The trip from the border crossing to the hotel is paid for by Ottawa, but guests will be on the hook for travel from the facility to their home, which could be hours away, according to the federal government.

And if I’m an air traveller who tests positive?

A negative test result is required to enter Canada by plane.

Travel insurance typically won’t cover the trip interruption either.

“In fact, you’re going to need an extension on your insurance, if that’s even plausible. But what is going to cover the costs of a resort that you’re staying at that could be hundreds of dollars a day?” said Marty Firestone, president of Travel Secure Inc., a Toronto-based company that specializes in travel insurance.

Some insurance policies have provisions that cover up to $150 a day for an individual or $300 for a family that has to quarantine, he added.

Does travel insurance cover the cost of a U.S. hospital stay?

Yes.
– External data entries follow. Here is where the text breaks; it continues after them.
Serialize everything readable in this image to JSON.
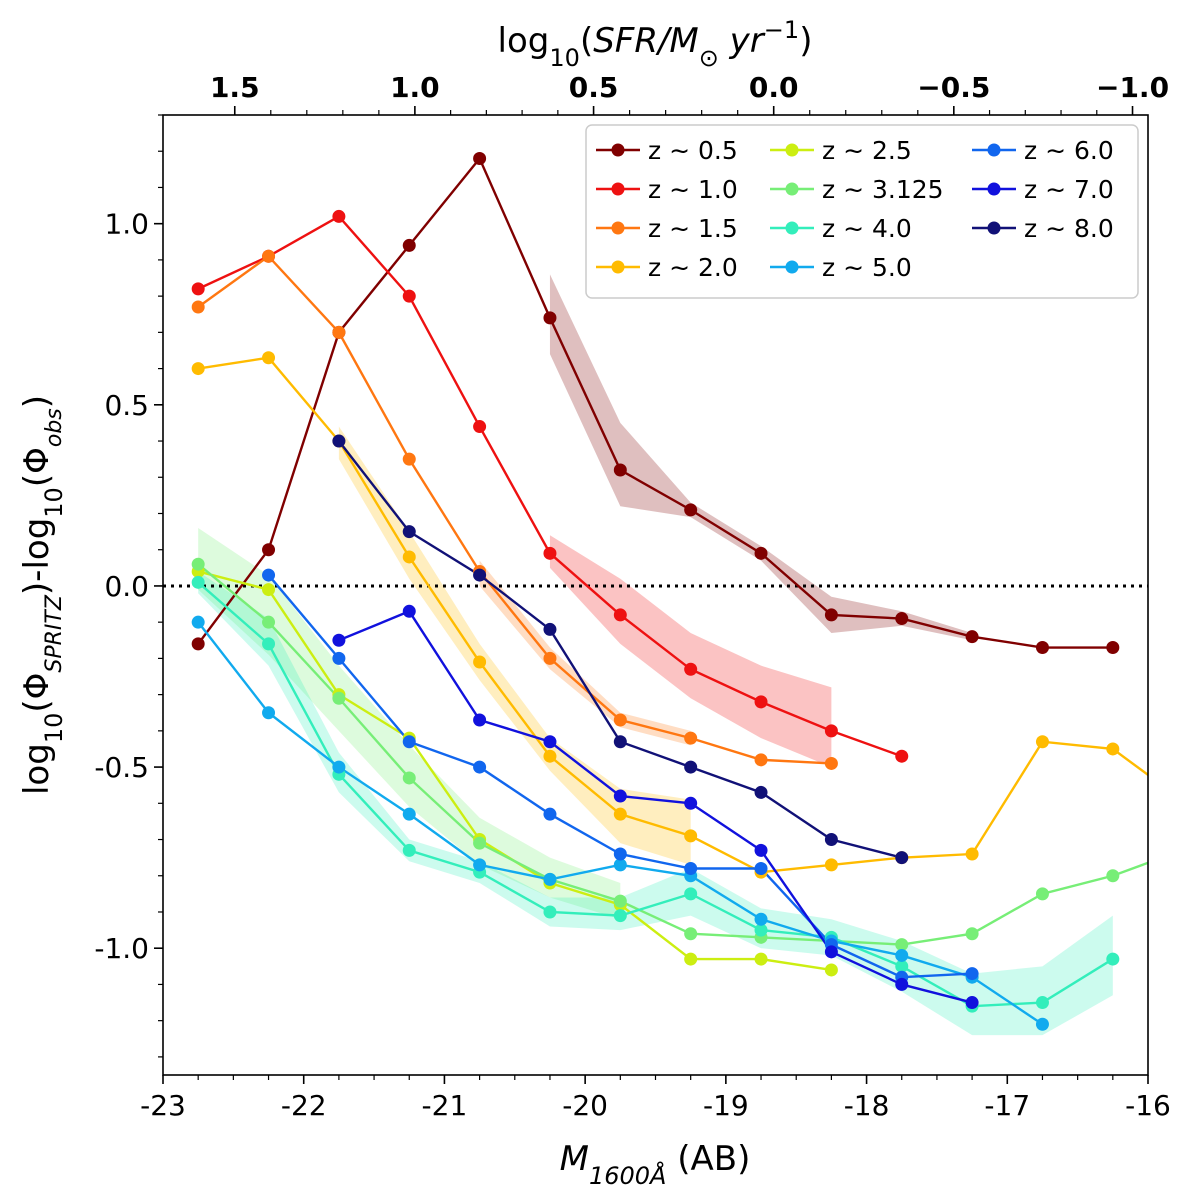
{
  "chart_data": {
    "type": "line",
    "xlabel_main": "M",
    "xlabel_sub": "1600Å",
    "xlabel_suffix": " (AB)",
    "ylabel": {
      "p1": "log",
      "p1sub": "10",
      "p2": "(Φ",
      "p2sub": "SPRITZ",
      "p3": ")-log",
      "p3sub": "10",
      "p4": "(Φ",
      "p4sub": "obs",
      "p5": ")"
    },
    "top_label": {
      "p1": "log",
      "p1sub": "10",
      "p2": "(",
      "p3": "SFR",
      "p4": "/M",
      "p4sub": "⊙",
      "p5": " yr",
      "p5sup": "−1",
      "p6": ")"
    },
    "xlim": [
      -23,
      -16
    ],
    "ylim": [
      -1.35,
      1.3
    ],
    "x_ticks": [
      -23,
      -22,
      -21,
      -20,
      -19,
      -18,
      -17,
      -16
    ],
    "x_tick_labels": [
      "-23",
      "-22",
      "-21",
      "-20",
      "-19",
      "-18",
      "-17",
      "-16"
    ],
    "y_ticks": [
      -1.0,
      -0.5,
      0.0,
      0.5,
      1.0
    ],
    "y_tick_labels": [
      "-1.0",
      "-0.5",
      "0.0",
      "0.5",
      "1.0"
    ],
    "top_ticks": [
      {
        "label": "1.5",
        "x": -22.49
      },
      {
        "label": "1.0",
        "x": -21.21
      },
      {
        "label": "0.5",
        "x": -19.94
      },
      {
        "label": "0.0",
        "x": -18.66
      },
      {
        "label": "−0.5",
        "x": -17.38
      },
      {
        "label": "−1.0",
        "x": -16.11
      }
    ],
    "reference_line": {
      "y": 0.0,
      "style": "dotted"
    },
    "legend": {
      "position": "top-right",
      "columns": 3
    },
    "series": [
      {
        "name": "z ∼ 0.5",
        "color": "#800000",
        "x": [
          -22.75,
          -22.25,
          -21.75,
          -21.25,
          -20.75,
          -20.25,
          -19.75,
          -19.25,
          -18.75,
          -18.25,
          -17.75,
          -17.25,
          -16.75,
          -16.25
        ],
        "y": [
          -0.16,
          0.1,
          0.7,
          0.94,
          1.18,
          0.74,
          0.32,
          0.21,
          0.09,
          -0.08,
          -0.09,
          -0.14,
          -0.17,
          -0.17
        ],
        "band": {
          "x": [
            -20.25,
            -19.75,
            -19.25,
            -18.75,
            -18.25,
            -17.75,
            -17.25
          ],
          "lo": [
            0.64,
            0.22,
            0.19,
            0.07,
            -0.13,
            -0.11,
            -0.15
          ],
          "hi": [
            0.86,
            0.45,
            0.23,
            0.11,
            -0.03,
            -0.07,
            -0.13
          ]
        }
      },
      {
        "name": "z ∼ 1.0",
        "color": "#ee1111",
        "x": [
          -22.75,
          -22.25,
          -21.75,
          -21.25,
          -20.75,
          -20.25,
          -19.75,
          -19.25,
          -18.75,
          -18.25,
          -17.75
        ],
        "y": [
          0.82,
          0.91,
          1.02,
          0.8,
          0.44,
          0.09,
          -0.08,
          -0.23,
          -0.32,
          -0.4,
          -0.47
        ],
        "band": {
          "x": [
            -20.25,
            -19.75,
            -19.25,
            -18.75,
            -18.25
          ],
          "lo": [
            0.05,
            -0.16,
            -0.31,
            -0.42,
            -0.5
          ],
          "hi": [
            0.14,
            0.02,
            -0.13,
            -0.22,
            -0.28
          ]
        }
      },
      {
        "name": "z ∼ 1.5",
        "color": "#ff7711",
        "x": [
          -22.75,
          -22.25,
          -21.75,
          -21.25,
          -20.75,
          -20.25,
          -19.75,
          -19.25,
          -18.75,
          -18.25
        ],
        "y": [
          0.77,
          0.91,
          0.7,
          0.35,
          0.04,
          -0.2,
          -0.37,
          -0.42,
          -0.48,
          -0.49
        ],
        "band": {
          "x": [
            -20.75,
            -20.25,
            -19.75,
            -19.25
          ],
          "lo": [
            0.0,
            -0.23,
            -0.39,
            -0.44
          ],
          "hi": [
            0.07,
            -0.17,
            -0.35,
            -0.4
          ]
        }
      },
      {
        "name": "z ∼ 2.0",
        "color": "#ffbb00",
        "x": [
          -22.75,
          -22.25,
          -21.75,
          -21.25,
          -20.75,
          -20.25,
          -19.75,
          -19.25,
          -18.75,
          -18.25,
          -17.75,
          -17.25,
          -16.75,
          -16.25,
          -15.9
        ],
        "y": [
          0.6,
          0.63,
          0.4,
          0.08,
          -0.21,
          -0.47,
          -0.63,
          -0.69,
          -0.79,
          -0.77,
          -0.75,
          -0.74,
          -0.43,
          -0.45,
          -0.55
        ],
        "band": {
          "x": [
            -21.75,
            -21.25,
            -20.75,
            -20.25,
            -19.75,
            -19.25
          ],
          "lo": [
            0.35,
            0.02,
            -0.26,
            -0.51,
            -0.71,
            -0.77
          ],
          "hi": [
            0.44,
            0.15,
            -0.16,
            -0.42,
            -0.56,
            -0.59
          ]
        }
      },
      {
        "name": "z ∼ 2.5",
        "color": "#ccee11",
        "x": [
          -22.75,
          -22.25,
          -21.75,
          -21.25,
          -20.75,
          -20.25,
          -19.75,
          -19.25,
          -18.75,
          -18.25
        ],
        "y": [
          0.04,
          -0.01,
          -0.3,
          -0.42,
          -0.7,
          -0.82,
          -0.88,
          -1.03,
          -1.03,
          -1.06
        ]
      },
      {
        "name": "z ∼ 3.125",
        "color": "#77ee77",
        "x": [
          -22.75,
          -22.25,
          -21.75,
          -21.25,
          -20.75,
          -20.25,
          -19.75,
          -19.25,
          -18.75,
          -18.25,
          -17.75,
          -17.25,
          -16.75,
          -16.25,
          -15.9
        ],
        "y": [
          0.06,
          -0.1,
          -0.31,
          -0.53,
          -0.71,
          -0.81,
          -0.87,
          -0.96,
          -0.97,
          -0.98,
          -0.99,
          -0.96,
          -0.85,
          -0.8,
          -0.75
        ],
        "band": {
          "x": [
            -22.75,
            -22.25,
            -21.75,
            -21.25,
            -20.75,
            -20.25,
            -19.75
          ],
          "lo": [
            -0.01,
            -0.19,
            -0.4,
            -0.61,
            -0.77,
            -0.86,
            -0.92
          ],
          "hi": [
            0.16,
            0.03,
            -0.22,
            -0.44,
            -0.64,
            -0.75,
            -0.82
          ]
        }
      },
      {
        "name": "z ∼ 4.0",
        "color": "#33eebb",
        "x": [
          -22.75,
          -22.25,
          -21.75,
          -21.25,
          -20.75,
          -20.25,
          -19.75,
          -19.25,
          -18.75,
          -18.25,
          -17.75,
          -17.25,
          -16.75,
          -16.25
        ],
        "y": [
          0.01,
          -0.16,
          -0.52,
          -0.73,
          -0.79,
          -0.9,
          -0.91,
          -0.85,
          -0.95,
          -0.97,
          -1.05,
          -1.16,
          -1.15,
          -1.03
        ],
        "band": {
          "x": [
            -22.75,
            -22.25,
            -21.75,
            -21.25,
            -20.75,
            -20.25,
            -19.75,
            -19.25,
            -18.75,
            -18.25,
            -17.75,
            -17.25,
            -16.75,
            -16.25
          ],
          "lo": [
            -0.02,
            -0.22,
            -0.57,
            -0.76,
            -0.82,
            -0.94,
            -0.95,
            -0.91,
            -1.0,
            -1.02,
            -1.12,
            -1.24,
            -1.24,
            -1.13
          ],
          "hi": [
            0.04,
            -0.09,
            -0.46,
            -0.7,
            -0.76,
            -0.86,
            -0.86,
            -0.78,
            -0.89,
            -0.92,
            -0.98,
            -1.07,
            -1.05,
            -0.91
          ]
        }
      },
      {
        "name": "z ∼ 5.0",
        "color": "#11aaee",
        "x": [
          -22.75,
          -22.25,
          -21.75,
          -21.25,
          -20.75,
          -20.25,
          -19.75,
          -19.25,
          -18.75,
          -18.25,
          -17.75,
          -17.25,
          -16.75
        ],
        "y": [
          -0.1,
          -0.35,
          -0.5,
          -0.63,
          -0.77,
          -0.81,
          -0.77,
          -0.8,
          -0.92,
          -0.98,
          -1.02,
          -1.08,
          -1.21
        ]
      },
      {
        "name": "z ∼ 6.0",
        "color": "#1166ee",
        "x": [
          -22.25,
          -21.75,
          -21.25,
          -20.75,
          -20.25,
          -19.75,
          -19.25,
          -18.75,
          -18.25,
          -17.75,
          -17.25
        ],
        "y": [
          0.03,
          -0.2,
          -0.43,
          -0.5,
          -0.63,
          -0.74,
          -0.78,
          -0.78,
          -0.99,
          -1.08,
          -1.07
        ]
      },
      {
        "name": "z ∼ 7.0",
        "color": "#1111dd",
        "x": [
          -21.75,
          -21.25,
          -20.75,
          -20.25,
          -19.75,
          -19.25,
          -18.75,
          -18.25,
          -17.75,
          -17.25
        ],
        "y": [
          -0.15,
          -0.07,
          -0.37,
          -0.43,
          -0.58,
          -0.6,
          -0.73,
          -1.01,
          -1.1,
          -1.15
        ]
      },
      {
        "name": "z ∼ 8.0",
        "color": "#111177",
        "x": [
          -21.75,
          -21.25,
          -20.75,
          -20.25,
          -19.75,
          -19.25,
          -18.75,
          -18.25,
          -17.75
        ],
        "y": [
          0.4,
          0.15,
          0.03,
          -0.12,
          -0.43,
          -0.5,
          -0.57,
          -0.7,
          -0.75
        ]
      }
    ]
  }
}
While emergency medical coverage that includes COVID-19 was hard to come by in the early days of the pandemic, most travel insurers now include hospital costs tied to the disease.

Companies from Manulife Financial Corp. to the Canadian Association of Blue Cross offer coverage of up to $5 million for COVID-19-related medical expenses for patients who are fully vaccinated.

The cost of taking a COVID-19 test, which ranges from US$75 to US$300, is not typically reimbursed.

Provincial health insurance plans, such as OHIP in Ontario, generally cover no more than a fraction of any medical expenses incurred abroad, Firestone said.

The federal government “will not pay your medical bills,” it states in a post that recommends purchasing travel insurance. “Foreign hospitals can be very expensive and may require immediate cash payment.”

Travel insurance can be found at insurers’ sites, banks, credit card companies or through licensed brokers. The Canadian Snowbird Association recommends a discounted plan for vaccinated voyagers via Medipac Travel Insurance.